A Snowy Night In Belfast
20 November 2001 | by (brighton, ma) – See all my reviews

One of the most beautifully directed (Carol Reed) and photographed (Robert Krasker) films I have seen. The story revolves around the attempts of various citizens of Belfast to either aid, comfort or kill a wounded revolutionary gunman. A great deal has been written about this picture, concerning mostly its meaning, and I'm going to (heretically) skip over these issues and focus instead of why I think the film works so well as a piece of art rather than try to figure out what it's saying.

Essentially what Reed and Company have done is create a dark and gloomy urban landscape and made it seductive, even precious to us, by making us care about the people we meet there. Not that these are especially likable people.
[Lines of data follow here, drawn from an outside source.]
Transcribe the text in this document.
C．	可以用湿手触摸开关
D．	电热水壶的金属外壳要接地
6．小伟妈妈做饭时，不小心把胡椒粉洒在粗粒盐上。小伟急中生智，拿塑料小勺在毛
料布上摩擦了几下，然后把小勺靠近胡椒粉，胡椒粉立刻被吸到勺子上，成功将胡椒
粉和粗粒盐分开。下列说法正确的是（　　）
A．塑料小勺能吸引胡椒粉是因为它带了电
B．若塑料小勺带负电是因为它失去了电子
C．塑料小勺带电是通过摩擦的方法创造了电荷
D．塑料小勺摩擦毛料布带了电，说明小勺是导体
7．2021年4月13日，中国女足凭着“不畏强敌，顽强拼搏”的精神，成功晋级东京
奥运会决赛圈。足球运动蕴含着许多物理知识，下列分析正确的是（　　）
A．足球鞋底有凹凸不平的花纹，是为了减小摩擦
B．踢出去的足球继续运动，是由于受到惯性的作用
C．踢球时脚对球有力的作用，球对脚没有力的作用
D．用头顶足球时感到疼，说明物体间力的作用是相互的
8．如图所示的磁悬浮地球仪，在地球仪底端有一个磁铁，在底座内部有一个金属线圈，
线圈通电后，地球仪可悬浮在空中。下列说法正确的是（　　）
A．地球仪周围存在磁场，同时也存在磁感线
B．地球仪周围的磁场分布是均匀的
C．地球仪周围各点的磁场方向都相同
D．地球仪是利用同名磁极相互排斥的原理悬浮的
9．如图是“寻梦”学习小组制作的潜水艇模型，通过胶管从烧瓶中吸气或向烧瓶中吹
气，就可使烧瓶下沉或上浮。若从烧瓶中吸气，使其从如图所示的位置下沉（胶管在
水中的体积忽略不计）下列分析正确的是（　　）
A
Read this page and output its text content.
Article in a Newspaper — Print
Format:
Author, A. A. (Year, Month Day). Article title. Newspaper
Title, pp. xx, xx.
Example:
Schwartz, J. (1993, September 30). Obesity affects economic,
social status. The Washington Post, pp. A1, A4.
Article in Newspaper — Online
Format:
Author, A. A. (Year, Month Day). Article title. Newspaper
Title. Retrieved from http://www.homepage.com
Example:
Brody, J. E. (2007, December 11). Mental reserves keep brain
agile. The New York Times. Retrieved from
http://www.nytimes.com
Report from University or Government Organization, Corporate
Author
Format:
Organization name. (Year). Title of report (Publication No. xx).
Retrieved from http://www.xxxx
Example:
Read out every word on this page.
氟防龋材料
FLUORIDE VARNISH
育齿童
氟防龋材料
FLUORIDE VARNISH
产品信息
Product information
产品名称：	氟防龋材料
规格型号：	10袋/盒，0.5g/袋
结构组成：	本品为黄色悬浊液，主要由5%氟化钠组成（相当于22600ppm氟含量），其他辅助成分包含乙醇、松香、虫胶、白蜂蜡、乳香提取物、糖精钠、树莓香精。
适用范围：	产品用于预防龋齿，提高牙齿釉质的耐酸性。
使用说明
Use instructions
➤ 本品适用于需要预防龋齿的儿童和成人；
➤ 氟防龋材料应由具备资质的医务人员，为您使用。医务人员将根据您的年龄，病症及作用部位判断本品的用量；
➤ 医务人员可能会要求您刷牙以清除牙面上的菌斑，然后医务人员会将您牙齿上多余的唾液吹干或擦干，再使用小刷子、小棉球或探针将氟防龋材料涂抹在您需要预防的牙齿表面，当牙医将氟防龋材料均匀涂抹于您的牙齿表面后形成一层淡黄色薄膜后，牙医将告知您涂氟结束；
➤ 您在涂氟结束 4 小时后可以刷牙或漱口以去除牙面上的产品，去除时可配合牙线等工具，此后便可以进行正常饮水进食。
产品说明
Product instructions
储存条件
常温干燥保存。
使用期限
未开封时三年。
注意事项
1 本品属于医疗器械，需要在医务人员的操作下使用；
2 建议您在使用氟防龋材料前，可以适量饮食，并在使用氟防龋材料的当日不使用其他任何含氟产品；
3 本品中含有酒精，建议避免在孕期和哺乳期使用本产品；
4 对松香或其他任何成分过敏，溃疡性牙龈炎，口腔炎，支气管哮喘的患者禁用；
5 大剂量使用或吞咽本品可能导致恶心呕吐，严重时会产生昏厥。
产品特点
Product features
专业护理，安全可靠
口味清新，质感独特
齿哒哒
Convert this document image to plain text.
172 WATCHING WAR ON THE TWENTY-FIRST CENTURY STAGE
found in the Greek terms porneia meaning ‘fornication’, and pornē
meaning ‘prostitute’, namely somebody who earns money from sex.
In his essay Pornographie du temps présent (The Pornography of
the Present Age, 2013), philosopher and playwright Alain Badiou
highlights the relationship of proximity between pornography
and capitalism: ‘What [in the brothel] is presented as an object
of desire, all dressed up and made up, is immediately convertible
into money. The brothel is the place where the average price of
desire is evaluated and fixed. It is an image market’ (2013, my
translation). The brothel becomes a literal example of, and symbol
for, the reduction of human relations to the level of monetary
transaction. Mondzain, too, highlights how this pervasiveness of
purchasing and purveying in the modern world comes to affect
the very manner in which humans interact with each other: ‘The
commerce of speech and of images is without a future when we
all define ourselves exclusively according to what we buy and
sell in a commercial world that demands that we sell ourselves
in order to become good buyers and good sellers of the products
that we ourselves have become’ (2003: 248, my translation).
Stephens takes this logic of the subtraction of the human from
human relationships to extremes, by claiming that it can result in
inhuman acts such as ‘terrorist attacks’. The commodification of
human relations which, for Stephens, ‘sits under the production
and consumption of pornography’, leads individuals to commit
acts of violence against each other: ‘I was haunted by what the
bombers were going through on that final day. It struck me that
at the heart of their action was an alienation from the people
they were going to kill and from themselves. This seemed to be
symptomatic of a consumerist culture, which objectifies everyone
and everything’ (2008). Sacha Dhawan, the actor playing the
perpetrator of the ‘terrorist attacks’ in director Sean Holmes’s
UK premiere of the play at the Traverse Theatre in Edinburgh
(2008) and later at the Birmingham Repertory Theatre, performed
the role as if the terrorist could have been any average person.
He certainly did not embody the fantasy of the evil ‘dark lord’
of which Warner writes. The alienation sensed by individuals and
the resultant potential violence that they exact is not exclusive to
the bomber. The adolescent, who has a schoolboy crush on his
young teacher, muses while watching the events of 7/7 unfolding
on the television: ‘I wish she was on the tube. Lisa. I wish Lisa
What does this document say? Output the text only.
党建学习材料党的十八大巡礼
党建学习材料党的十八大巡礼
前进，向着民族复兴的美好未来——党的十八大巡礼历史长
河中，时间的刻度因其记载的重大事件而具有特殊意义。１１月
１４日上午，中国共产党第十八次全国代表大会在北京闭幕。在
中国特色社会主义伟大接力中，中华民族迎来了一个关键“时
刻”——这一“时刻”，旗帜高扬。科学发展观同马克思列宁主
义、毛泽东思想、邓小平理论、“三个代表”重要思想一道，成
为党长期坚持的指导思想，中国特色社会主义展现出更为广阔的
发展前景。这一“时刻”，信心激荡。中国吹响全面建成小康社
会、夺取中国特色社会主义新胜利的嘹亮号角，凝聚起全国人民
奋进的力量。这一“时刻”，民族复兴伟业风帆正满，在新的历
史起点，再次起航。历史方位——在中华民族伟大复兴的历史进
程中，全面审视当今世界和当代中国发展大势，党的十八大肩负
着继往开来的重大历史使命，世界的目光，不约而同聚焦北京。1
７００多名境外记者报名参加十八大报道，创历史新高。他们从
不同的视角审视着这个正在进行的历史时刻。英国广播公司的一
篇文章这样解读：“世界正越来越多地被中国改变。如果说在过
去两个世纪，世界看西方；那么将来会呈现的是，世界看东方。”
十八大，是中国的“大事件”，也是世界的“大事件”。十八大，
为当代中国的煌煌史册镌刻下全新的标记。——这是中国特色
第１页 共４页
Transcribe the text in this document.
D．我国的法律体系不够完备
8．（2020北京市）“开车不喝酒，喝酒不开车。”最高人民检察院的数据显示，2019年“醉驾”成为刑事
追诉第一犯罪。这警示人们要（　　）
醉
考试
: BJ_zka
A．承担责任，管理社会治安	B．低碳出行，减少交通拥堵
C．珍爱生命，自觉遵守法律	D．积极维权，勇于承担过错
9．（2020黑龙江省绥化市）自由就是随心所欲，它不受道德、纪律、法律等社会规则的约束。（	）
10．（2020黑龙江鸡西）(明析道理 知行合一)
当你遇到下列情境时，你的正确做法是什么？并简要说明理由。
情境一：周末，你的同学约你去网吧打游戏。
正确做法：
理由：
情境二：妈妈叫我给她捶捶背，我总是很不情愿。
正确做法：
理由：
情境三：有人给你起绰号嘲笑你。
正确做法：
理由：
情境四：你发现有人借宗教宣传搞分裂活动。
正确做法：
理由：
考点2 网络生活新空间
Many of them aren't, but they're presented fairly and, till near the end, without too much melodrama; and the way they're offered to us, which is to say their environments, vastly warmer and more enticing than the cold night streets the bleeding fugitive is staggering through, create a series of dramatic contrasts between the real world most of us have to move through, and the more imaginative, safer worlds of our homes, where we can retreat to, and imagine we are something else. The wounded Johnny McQueen can afford no such luxury on this bitter night, as each little warm nest offers, for a brief while, a ray of hope that this time he will come in from the cold for good, get warm, rest a little, have his wounds taken care of, and maybe even, if he gets really lucky, find himself a warm bed to sleep in.

Alas, this is not Johnny McQueen's night. Some of the people he encounters treat him decently enough for a while, till they figure out who he is, and then calculation sets in, and selfishness wins out in the end. The film is full of the kind of nocturnal yearnings anyone who has ever lived in a cold city feels as he walks the streets, whether to a pub or train station, home or restaurant, wondering what on earth he is doing out on a night such as this. One goes past this little rowhouse on a sidewalk, or that little walk-down cafe, and looks in the window, sees the people inside, and wishes one were there. Yet cold nights have their pleasures, and even rain has a beauty, as puddles reflect the light of streetlamps and rain-streaked windows make rooms that much more inviting.

Odd Man Out takes these moods, and the musings that accompany them, and raises everything to the max. Johnny isn't merely a man walking down a street, he's a hunted criminal. As we feel as he does, everything comes more intensely into focus than it would normally; as a phone booth can look like the most wonderful place in the world when the snow starts falling. The film makes us see and feel things as we seldom do in normal life, and the result is a kind of compulsive aestheticism that may well be accidental. Anything is or can be beautiful under the right circumstances, and all interior places are inviting when the temperature drops, one hasn't eaten in hours. I suspect that this wasn't the film-makers' intention, that they were hunting bigger game, looking for larger meanings, and the trappings of their picture were intended perhaps as incidental pleasures, or maybe not as pleasures at all. But it is precisely these things,--the visual tropes, not the philosophical and theological underpinnings--that I find most interesting and gratifying about the movie. In the end films have their own meaning, and this one makes me more attentive to the smaller things in life rather than the larger issues; to snow, rain, beer, to boots and overcoats, to the thin white blankets of snow that drape cities on winter nights.